What I mean is that the beliefs, symbols, and rituals of the World Cup contribute to our imagination of ourselves as global people. The every-four-year ritual of this soccer tournament, like the Olympics, helps to construct the image of the whole world assembled together. It enacts a series of liturgical practices that help to institutionalize a global consciousness.
Even as it does this, however, it also inscribes beliefs in nationalistic exclusion. National teams do battle on the field in their traditional colors and war-like pride inevitably accompanies the defeat of a bitter foe. Ask any serious U.S. national soccer team fan their opinions of Mexico or Italy, and you'll get a taste of this.

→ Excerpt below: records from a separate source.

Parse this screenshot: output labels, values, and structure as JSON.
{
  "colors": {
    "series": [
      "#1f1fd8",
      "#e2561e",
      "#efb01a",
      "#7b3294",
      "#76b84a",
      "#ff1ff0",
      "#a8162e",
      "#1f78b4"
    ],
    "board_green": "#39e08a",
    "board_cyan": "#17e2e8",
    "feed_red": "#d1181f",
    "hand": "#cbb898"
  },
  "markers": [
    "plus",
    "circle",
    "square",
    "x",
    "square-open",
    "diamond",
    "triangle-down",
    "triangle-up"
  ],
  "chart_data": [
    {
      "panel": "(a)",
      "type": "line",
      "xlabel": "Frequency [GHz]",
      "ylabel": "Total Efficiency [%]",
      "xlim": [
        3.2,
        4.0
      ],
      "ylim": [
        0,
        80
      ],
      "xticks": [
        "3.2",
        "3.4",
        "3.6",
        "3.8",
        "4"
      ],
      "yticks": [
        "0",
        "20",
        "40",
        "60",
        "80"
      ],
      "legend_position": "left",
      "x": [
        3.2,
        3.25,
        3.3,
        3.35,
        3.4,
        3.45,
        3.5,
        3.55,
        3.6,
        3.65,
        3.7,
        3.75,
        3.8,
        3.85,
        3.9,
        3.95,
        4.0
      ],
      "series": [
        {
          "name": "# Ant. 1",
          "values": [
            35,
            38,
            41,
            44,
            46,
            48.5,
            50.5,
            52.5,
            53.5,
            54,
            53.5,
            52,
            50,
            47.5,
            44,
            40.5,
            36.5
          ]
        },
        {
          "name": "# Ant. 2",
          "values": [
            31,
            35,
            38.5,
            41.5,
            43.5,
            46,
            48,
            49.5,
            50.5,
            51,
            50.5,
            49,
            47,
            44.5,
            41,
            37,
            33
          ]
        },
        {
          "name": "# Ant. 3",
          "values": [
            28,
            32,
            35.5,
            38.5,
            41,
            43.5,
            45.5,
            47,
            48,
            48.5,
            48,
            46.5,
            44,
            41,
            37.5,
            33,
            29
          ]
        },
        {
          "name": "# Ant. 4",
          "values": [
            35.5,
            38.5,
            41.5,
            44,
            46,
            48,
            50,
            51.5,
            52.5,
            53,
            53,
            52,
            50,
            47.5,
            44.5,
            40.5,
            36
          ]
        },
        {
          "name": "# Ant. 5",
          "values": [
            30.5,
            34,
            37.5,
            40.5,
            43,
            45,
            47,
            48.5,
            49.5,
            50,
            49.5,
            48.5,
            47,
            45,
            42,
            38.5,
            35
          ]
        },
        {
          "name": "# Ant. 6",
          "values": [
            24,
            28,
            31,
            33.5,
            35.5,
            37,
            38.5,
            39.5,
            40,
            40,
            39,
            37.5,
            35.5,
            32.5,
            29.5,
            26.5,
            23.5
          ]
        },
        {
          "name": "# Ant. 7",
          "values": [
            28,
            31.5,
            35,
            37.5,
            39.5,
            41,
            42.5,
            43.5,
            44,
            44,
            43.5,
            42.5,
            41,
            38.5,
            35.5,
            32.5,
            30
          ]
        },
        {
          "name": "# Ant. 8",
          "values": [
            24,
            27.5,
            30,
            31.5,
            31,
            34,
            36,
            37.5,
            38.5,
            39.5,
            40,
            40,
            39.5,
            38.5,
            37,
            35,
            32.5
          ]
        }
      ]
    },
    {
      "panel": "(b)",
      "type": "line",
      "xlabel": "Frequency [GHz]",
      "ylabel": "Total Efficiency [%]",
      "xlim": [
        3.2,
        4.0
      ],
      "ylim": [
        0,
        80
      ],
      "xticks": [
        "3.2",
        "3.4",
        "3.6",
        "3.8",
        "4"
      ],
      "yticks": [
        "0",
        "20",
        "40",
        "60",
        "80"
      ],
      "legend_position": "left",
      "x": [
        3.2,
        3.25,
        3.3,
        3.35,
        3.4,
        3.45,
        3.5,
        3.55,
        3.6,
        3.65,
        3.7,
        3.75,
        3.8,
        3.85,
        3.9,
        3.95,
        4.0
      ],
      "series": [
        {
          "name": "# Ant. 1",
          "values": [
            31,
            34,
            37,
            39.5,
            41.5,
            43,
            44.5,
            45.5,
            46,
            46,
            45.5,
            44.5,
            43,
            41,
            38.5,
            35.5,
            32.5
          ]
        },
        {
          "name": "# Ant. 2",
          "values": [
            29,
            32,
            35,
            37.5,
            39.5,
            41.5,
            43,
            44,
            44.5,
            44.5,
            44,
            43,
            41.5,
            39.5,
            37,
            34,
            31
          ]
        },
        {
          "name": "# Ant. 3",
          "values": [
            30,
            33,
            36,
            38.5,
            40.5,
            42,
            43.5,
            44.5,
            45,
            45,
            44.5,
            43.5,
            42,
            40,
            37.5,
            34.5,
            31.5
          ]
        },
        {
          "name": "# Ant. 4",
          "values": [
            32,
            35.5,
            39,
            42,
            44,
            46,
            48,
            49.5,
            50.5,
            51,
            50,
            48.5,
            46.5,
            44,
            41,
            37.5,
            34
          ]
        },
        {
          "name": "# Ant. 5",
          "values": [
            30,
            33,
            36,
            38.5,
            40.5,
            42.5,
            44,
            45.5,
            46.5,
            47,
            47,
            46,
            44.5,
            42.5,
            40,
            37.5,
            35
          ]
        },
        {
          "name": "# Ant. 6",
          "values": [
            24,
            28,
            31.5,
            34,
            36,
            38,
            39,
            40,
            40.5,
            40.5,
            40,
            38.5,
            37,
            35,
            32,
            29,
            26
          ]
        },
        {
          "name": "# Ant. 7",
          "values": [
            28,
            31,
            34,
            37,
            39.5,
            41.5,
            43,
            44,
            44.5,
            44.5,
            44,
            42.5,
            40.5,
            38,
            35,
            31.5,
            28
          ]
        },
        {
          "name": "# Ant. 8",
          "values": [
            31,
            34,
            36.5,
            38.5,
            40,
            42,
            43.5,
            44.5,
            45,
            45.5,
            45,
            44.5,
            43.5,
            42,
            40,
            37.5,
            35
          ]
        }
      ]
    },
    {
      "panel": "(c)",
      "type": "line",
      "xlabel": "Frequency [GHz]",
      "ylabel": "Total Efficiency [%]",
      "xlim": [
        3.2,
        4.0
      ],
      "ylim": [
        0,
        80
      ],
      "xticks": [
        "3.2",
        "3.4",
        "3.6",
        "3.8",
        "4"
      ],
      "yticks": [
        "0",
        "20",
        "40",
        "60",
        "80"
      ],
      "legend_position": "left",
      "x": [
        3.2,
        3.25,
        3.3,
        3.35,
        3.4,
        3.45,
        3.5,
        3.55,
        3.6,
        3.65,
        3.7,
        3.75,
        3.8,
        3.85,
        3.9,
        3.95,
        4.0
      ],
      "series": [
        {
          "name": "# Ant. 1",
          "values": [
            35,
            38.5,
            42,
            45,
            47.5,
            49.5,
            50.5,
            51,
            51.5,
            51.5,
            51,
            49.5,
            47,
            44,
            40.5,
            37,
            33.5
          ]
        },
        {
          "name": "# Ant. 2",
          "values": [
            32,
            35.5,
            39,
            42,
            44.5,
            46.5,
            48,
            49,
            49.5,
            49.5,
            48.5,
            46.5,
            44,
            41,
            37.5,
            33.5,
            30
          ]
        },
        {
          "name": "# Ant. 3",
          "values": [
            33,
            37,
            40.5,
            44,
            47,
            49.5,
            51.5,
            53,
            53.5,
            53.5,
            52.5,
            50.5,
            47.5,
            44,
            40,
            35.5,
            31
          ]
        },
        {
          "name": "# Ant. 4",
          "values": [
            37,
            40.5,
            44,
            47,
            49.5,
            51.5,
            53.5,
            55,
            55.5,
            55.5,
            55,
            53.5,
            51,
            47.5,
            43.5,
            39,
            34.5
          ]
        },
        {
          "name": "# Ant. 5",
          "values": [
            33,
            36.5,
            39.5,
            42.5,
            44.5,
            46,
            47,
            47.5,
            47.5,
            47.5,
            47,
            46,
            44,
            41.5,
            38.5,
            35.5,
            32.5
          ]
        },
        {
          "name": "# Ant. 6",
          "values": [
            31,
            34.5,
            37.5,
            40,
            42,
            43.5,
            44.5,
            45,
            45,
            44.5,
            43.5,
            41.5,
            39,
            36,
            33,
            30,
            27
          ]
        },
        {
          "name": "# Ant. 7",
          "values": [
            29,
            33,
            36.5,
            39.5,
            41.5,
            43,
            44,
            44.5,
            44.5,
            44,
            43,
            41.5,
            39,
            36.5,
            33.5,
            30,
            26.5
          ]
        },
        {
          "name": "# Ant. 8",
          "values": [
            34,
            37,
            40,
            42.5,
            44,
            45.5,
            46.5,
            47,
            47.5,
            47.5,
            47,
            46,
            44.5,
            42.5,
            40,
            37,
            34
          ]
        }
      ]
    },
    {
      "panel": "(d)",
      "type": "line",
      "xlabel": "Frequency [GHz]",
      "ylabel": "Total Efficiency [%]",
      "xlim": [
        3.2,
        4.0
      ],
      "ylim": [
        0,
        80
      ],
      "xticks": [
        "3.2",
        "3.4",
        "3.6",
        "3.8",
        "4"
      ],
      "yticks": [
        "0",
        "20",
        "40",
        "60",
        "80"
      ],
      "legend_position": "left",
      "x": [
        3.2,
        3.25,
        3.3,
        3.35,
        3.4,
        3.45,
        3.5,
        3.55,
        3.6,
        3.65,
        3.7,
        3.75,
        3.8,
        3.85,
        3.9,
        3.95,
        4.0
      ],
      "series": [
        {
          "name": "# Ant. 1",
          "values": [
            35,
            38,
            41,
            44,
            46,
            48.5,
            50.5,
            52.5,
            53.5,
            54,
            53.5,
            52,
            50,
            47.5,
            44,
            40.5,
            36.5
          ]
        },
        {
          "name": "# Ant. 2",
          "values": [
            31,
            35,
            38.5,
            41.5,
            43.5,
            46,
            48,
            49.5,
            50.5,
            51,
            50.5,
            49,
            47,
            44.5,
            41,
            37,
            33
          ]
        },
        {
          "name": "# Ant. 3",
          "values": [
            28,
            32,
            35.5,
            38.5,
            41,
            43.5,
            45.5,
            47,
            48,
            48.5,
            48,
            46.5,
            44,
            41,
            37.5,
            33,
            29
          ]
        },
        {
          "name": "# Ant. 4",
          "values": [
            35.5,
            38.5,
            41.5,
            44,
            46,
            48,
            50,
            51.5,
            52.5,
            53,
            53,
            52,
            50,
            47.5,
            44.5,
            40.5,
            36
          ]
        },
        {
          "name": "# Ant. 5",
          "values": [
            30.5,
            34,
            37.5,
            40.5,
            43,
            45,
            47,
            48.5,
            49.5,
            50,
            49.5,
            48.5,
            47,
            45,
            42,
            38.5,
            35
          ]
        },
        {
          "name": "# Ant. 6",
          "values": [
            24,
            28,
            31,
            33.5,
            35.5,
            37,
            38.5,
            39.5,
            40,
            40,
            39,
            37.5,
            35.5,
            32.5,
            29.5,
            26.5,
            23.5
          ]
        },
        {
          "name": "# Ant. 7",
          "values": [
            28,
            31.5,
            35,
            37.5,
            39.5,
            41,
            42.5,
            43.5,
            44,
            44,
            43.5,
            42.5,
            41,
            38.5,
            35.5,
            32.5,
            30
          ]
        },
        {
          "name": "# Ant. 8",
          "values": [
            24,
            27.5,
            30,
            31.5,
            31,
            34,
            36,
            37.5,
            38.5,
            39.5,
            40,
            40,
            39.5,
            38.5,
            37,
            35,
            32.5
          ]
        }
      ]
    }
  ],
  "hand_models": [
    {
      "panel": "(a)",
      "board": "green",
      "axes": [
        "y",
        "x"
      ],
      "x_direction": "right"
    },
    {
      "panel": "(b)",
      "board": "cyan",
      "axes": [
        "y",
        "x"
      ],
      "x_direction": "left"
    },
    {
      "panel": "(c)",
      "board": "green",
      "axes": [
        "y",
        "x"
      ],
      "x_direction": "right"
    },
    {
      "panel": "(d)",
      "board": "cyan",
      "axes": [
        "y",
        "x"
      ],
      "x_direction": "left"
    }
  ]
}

Even a serious globalist who tries to avoid obnoxious flag-waving, like me, will express distaste for these other teams. So I'm not sure that a global imaginary, with its own practices of civil religion legitimating it, automatically implies multinational harmony. It seems to thrive on nationalism, rather than eliminate it. It may create conflict, rather than reduce it.
While I'm not ready to abandon watching the Cup, I'm pondering how my participation in this civil religion could compromise my prior commitments to the Church's liturgy. Is it just a matter of "balance," or can participating in such practices get in the way of truer and deeper loyalties? Does God want me to turn off ESPN? Would Jesus watch the World Cup?